Months later we’re having lunch, and she referred to her property taxes. It dawned on me that she is the landlord. My brain wrinkled in wonder about complaining over something she can change.
Then I remembered that I am not unlike that. I was once in a relationship with a man who was consistently unkind to me; I didn’t get new carpet either. I just pretended it wasn’t happening. I looked someplace else thinking I could get the elephant to do what I wanted to do if only…
And highly anxiety provoking.
The world (people, the polar icecaps … my mother) does what it does. We are not in control. The Magnificent Mystery that breathes all of Life is in charge. If we don’t like it we suffer. If we argue with our circumstances we suffer. If we think we know better we suffer.
“Move!” said the ant.
Anxiety is a result of the recognition that the world does what it does and we’re not in control. We suffer when we grasp on to results that do not appear. Holding onto thinking that doesn’t match reality. We attempt control by pretending we can get an elephant to do our bidding, even though we know it ain’t gonna happen.

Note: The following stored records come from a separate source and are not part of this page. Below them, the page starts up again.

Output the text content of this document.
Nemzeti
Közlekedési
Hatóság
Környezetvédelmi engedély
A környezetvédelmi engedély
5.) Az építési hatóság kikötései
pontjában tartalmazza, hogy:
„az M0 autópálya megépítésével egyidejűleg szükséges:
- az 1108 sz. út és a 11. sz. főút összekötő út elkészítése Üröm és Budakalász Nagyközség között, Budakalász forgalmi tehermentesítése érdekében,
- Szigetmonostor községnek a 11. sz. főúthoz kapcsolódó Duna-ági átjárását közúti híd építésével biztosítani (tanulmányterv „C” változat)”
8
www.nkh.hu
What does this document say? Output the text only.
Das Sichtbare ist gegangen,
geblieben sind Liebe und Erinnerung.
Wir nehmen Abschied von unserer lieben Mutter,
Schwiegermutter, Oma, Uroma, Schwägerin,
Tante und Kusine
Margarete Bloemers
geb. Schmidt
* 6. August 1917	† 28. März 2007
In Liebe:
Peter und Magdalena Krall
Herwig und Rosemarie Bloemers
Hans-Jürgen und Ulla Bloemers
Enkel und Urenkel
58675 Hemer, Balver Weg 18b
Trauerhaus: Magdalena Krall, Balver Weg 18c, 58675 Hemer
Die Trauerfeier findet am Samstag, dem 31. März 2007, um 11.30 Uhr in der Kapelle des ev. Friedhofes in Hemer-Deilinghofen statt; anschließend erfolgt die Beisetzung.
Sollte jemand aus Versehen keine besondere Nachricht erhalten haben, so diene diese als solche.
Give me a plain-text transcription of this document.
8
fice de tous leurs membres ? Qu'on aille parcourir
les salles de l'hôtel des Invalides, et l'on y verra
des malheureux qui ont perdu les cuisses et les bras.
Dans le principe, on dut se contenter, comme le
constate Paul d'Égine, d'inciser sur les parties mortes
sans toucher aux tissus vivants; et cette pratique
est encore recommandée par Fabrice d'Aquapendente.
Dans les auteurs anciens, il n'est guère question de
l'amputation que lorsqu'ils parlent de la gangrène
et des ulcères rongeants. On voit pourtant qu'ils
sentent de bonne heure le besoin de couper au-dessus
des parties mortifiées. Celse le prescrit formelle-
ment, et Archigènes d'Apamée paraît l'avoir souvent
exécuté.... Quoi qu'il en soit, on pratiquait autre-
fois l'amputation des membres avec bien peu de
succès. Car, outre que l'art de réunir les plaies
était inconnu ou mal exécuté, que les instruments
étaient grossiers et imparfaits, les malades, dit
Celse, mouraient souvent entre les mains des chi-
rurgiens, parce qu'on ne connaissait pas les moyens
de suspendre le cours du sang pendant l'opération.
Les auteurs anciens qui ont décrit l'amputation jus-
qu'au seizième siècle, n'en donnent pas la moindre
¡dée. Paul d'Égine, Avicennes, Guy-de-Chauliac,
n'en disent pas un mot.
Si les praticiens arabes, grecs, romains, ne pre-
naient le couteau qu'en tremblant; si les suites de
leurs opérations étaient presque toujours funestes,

The key is to be loving to the part that is anxious. It doesn’t matter what you are thinking or feeling. Your concerns about the world’s activities or elephants in the road are irrelevant. Take a few breaths; bring yourself to peace.
Loving is the antidote to disturbance. Bring your loving to the disturbance and it will calm. From calm you will discover you have the energy, insight, and wisdom to handle the situation. Including crossing over to the other side of the street, and letting the elephant have his way.